Die Schere öffnet sich weiter

Der aktuelle Verteilungsbericht des Schweizerischen Gewerkschaftsbundes zeigt es: Je höher der Lohn, desto höher der Kaufkraftzuwachs. Der Bericht hält nicht nur fest, dass sich die Lohnschere gemäss unterschiedlicher Datengrundlagen und Studien zwischen 1997 und 2008 geöffnet hat, sondern auch, dass diese Ungleichheit durch politisch beeinflusste Abgaben wie Sozialversicherungsbeiträge, Steuern und Krankenkassenprämien sogar noch verstärkt wird.
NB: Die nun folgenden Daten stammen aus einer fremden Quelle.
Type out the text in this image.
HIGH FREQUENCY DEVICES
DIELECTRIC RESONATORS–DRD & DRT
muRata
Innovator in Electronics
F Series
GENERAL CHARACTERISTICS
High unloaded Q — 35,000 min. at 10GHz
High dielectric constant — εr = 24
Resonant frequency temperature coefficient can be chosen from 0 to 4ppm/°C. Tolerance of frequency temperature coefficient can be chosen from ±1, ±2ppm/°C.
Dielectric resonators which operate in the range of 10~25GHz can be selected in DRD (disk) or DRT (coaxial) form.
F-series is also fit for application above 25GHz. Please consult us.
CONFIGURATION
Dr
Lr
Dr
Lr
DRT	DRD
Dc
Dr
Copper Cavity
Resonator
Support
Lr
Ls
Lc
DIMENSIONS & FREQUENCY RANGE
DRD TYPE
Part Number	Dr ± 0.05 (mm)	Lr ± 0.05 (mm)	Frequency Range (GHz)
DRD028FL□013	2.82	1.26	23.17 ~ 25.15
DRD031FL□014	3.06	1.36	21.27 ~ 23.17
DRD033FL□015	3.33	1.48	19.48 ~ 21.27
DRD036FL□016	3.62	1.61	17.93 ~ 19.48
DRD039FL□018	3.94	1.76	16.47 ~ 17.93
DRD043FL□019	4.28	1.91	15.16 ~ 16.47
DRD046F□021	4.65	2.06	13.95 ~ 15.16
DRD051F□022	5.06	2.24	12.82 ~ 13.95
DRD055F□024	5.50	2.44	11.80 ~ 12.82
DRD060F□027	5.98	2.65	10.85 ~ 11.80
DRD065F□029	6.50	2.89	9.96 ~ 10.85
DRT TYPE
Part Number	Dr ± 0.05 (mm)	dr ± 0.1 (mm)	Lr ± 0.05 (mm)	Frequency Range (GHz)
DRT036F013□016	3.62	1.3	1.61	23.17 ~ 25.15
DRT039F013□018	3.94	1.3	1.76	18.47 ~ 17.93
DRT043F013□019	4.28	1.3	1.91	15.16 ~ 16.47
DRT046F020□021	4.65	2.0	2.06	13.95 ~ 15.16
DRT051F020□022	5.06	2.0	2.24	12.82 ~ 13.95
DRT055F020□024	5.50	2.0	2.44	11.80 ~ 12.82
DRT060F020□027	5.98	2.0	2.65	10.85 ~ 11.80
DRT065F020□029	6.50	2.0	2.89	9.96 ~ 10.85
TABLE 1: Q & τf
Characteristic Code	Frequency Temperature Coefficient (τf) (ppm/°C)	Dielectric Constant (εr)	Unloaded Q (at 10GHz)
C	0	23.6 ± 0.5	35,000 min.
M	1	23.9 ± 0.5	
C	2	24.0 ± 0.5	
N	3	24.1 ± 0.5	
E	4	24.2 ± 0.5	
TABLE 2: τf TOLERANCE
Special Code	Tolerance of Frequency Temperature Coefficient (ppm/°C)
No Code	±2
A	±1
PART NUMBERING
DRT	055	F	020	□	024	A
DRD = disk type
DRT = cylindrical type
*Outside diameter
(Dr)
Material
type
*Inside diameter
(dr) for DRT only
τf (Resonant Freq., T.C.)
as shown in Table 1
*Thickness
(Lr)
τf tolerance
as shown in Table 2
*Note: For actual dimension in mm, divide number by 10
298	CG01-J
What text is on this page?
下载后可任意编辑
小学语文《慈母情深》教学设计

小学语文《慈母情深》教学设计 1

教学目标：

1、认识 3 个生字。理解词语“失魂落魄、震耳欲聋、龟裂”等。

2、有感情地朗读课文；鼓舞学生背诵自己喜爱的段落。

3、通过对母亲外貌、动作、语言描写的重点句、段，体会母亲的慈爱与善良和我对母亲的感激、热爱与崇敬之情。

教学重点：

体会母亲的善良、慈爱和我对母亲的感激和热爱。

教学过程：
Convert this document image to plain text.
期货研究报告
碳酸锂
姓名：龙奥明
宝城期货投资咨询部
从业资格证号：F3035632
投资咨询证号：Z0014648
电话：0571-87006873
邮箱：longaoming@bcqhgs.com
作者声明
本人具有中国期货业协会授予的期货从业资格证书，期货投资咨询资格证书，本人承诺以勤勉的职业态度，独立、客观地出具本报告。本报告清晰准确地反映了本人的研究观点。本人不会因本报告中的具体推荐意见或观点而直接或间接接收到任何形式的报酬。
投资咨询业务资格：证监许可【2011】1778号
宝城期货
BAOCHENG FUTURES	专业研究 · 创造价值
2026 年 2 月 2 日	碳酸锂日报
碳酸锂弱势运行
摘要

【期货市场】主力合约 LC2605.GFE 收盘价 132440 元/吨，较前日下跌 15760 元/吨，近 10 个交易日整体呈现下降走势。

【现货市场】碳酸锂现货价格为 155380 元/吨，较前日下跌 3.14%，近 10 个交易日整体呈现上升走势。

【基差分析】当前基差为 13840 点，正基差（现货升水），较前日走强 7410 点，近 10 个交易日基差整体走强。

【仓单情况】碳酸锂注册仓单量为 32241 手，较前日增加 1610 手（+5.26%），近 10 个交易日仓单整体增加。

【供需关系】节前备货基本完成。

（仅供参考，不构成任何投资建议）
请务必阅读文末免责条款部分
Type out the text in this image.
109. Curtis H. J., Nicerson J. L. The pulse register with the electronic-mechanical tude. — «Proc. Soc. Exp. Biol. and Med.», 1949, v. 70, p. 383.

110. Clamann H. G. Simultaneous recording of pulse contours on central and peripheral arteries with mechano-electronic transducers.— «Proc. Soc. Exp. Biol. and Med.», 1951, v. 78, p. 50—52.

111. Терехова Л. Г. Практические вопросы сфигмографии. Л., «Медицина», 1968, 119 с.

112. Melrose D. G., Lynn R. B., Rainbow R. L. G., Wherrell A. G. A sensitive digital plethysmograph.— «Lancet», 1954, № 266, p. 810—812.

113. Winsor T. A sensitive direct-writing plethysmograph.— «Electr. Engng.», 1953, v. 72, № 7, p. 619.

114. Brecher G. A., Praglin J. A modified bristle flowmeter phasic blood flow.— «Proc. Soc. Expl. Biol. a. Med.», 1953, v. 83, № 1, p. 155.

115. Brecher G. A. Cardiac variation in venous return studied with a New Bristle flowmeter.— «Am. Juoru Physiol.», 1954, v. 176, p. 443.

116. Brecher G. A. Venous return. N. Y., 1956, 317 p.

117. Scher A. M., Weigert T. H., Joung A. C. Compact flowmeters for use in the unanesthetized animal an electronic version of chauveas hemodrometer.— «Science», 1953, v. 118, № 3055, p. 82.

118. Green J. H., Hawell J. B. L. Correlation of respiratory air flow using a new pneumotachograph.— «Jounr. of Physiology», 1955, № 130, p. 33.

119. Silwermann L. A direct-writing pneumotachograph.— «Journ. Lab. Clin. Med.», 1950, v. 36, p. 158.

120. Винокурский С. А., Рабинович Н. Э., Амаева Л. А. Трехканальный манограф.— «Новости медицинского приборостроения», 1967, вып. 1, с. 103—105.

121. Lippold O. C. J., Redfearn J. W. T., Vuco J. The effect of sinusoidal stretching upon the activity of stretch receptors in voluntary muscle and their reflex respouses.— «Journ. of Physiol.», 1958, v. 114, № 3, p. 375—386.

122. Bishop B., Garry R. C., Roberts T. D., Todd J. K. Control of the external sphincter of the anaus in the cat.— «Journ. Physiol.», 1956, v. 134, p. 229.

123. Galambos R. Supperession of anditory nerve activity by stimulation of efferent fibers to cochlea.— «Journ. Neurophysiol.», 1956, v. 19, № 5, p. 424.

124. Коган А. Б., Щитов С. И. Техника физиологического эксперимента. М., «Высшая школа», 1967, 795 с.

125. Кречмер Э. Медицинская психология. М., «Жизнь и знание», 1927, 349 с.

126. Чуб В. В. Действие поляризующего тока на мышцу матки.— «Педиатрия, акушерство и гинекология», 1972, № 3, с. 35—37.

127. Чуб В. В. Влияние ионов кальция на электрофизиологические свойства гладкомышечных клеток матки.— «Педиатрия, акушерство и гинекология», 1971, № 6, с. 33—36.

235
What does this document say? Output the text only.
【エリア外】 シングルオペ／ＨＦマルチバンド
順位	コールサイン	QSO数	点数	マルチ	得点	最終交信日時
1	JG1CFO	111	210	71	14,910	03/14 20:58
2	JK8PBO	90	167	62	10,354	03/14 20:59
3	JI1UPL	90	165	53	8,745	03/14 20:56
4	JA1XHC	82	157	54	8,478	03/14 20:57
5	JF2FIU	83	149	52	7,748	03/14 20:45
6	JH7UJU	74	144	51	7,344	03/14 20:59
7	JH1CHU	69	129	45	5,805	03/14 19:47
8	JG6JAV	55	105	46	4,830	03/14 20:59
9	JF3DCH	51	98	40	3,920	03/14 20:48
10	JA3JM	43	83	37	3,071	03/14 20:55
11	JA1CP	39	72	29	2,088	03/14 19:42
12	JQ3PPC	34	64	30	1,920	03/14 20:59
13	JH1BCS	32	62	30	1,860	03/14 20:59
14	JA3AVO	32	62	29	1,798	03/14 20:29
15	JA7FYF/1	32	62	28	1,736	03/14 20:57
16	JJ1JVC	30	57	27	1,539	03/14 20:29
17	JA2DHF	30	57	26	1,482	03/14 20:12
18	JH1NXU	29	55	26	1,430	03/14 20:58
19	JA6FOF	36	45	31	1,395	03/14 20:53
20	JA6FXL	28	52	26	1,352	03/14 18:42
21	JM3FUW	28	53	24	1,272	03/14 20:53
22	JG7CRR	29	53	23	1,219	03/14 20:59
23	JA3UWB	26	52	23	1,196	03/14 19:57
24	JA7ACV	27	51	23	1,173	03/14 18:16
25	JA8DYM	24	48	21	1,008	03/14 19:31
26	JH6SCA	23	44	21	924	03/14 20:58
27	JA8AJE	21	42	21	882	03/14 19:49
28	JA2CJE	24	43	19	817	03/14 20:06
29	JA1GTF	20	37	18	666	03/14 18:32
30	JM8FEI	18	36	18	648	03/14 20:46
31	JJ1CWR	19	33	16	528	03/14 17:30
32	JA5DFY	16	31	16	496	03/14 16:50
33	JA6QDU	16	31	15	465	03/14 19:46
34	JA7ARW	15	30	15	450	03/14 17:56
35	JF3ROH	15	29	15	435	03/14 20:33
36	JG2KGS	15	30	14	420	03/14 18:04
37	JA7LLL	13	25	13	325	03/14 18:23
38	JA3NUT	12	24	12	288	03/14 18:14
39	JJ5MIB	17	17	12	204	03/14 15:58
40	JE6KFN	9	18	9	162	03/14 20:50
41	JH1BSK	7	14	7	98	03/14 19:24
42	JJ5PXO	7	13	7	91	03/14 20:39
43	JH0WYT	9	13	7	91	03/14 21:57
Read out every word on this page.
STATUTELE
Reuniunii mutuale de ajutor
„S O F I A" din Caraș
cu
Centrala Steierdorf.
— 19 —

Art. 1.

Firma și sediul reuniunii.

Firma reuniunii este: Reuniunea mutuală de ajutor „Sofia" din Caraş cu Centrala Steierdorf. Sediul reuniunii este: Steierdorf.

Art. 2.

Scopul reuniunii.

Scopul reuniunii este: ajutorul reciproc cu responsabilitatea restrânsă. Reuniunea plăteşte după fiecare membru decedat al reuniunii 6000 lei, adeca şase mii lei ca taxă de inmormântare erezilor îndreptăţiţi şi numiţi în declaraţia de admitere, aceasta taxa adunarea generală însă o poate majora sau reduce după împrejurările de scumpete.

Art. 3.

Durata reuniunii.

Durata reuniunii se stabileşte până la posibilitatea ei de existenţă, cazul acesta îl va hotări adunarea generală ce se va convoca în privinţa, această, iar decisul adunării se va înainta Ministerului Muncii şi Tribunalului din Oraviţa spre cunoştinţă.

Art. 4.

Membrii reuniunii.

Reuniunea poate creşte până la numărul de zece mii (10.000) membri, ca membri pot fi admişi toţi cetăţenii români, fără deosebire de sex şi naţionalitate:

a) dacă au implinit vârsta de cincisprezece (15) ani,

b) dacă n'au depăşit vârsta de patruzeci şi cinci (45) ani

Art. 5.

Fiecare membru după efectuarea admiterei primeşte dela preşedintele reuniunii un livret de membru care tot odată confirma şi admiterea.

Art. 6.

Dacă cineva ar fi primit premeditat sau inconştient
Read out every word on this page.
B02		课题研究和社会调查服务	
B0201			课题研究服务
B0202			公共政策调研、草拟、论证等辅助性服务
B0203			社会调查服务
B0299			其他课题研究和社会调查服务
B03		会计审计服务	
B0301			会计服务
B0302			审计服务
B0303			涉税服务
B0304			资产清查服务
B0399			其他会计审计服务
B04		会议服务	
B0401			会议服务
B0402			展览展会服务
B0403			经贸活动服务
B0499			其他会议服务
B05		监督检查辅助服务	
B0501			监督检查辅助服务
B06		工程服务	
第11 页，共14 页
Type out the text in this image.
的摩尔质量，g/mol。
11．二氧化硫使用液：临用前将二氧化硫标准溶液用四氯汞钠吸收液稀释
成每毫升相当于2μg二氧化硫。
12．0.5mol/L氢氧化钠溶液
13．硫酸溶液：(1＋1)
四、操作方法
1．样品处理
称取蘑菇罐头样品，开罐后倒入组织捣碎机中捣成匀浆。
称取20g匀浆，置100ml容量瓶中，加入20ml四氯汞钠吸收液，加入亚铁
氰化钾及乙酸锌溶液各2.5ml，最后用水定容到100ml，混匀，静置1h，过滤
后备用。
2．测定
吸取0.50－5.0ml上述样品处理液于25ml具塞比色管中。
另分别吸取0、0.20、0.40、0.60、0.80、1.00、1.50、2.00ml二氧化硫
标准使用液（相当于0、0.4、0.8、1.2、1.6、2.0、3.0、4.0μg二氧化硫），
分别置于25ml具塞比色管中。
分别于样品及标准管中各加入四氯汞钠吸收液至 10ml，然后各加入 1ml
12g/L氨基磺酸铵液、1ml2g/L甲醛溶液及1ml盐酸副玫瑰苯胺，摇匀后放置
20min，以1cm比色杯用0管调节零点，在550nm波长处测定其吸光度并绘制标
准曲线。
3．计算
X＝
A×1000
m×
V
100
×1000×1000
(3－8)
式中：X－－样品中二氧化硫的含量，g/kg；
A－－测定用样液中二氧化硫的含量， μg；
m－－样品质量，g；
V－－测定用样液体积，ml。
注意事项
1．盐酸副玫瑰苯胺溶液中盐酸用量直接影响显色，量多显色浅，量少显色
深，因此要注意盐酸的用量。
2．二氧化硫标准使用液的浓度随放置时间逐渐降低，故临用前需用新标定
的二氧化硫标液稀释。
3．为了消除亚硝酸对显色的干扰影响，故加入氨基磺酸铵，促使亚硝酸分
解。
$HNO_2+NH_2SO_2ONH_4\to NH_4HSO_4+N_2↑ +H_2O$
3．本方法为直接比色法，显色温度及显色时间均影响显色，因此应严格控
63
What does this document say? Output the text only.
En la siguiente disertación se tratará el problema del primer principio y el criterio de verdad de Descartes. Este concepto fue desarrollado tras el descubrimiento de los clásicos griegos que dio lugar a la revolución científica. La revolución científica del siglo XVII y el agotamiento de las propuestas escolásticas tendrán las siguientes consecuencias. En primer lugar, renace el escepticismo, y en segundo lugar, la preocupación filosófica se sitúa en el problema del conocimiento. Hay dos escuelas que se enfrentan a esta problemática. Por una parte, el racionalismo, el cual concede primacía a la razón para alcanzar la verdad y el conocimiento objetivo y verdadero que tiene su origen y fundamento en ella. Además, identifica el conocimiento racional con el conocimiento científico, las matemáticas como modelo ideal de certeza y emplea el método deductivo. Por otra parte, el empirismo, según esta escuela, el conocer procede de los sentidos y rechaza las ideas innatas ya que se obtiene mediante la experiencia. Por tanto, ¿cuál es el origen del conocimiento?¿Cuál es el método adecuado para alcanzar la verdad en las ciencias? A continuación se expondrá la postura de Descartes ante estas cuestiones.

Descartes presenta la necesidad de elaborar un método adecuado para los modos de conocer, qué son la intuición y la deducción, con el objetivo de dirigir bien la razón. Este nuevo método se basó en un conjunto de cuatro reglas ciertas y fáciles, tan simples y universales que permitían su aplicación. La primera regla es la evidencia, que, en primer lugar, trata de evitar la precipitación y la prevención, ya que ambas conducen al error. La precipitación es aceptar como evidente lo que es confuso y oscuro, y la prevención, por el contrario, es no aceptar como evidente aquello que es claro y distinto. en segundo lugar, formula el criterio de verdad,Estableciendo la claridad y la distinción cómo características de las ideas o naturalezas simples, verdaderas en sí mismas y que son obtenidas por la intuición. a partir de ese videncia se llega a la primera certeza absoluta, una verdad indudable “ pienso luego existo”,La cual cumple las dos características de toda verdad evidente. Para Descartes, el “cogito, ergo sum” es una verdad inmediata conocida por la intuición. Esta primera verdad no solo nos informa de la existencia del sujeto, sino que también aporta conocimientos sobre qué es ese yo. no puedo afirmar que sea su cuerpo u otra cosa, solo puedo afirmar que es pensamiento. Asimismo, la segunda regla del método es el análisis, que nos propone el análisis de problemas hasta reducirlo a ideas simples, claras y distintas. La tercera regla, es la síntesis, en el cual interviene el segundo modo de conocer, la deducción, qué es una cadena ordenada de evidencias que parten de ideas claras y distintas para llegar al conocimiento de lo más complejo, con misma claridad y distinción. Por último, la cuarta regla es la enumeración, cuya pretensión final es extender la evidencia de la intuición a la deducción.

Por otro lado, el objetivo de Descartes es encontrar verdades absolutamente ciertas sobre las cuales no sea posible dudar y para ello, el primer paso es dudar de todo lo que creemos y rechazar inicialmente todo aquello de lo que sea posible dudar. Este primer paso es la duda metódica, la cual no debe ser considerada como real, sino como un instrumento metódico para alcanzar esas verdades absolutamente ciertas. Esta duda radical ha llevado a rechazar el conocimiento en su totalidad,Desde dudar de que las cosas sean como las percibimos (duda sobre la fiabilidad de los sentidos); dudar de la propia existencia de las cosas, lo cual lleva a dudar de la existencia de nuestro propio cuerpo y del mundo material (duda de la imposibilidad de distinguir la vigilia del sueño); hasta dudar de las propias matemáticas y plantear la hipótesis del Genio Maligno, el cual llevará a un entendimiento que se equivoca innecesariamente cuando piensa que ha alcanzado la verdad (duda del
Das Bruttoeinkommen der obersten 10 Prozent war 2008 4.76 mal höher als das der untersten 10 Prozent, beim verfügbaren Einkommen (also nach Abzügen) betrug der Faktor 5.19.

 

 

Während einkommensschwache Haushalte zwischen 1997 und 2008 unter Erhöhungen von indirekten Steuern (z.B. MWST) und Gebühren leiden, profitierten die einkommensstarken von der Senkung direkter Steuern (z.B. Einkommenssteuern Bund und Kantone) und Sozialversicherungsabgaben. Die stetige Zunahme der Krankenkassenprämien trifft ebenfalls hauptsächlich die mittleren Einkommensklassen, da sie als Kopfprämien ausgestaltet sind. Ebenso machen die Mieten bei tieferen Einkommen einen grösseren Anteil am Haushaltsbudget aus als bei höheren Einkommen, so dass die Mietsteigerungen der vergangenen Jahre vor allem einkommensschwache Haushalte treffen.*

 

 

Die weltweite Ernüchterung über die wahren Absichten der national-konservativen Schalmeienklänge und die handfesten Zahlen zeigen gleichermassen: Wer nicht die Worte als Massstab nimmt, sondern das, was den Menschen tatsächlich im Portemonnaie bleibt, erkennt: Der Mittelstand ist bei der SP besser aufgehoben ist als bei den Bürgerlichen.

 
* SGB-Verteilungsbericht, Schweizerischer Gewerkschaftsbund, April 2011, Seite 12-23.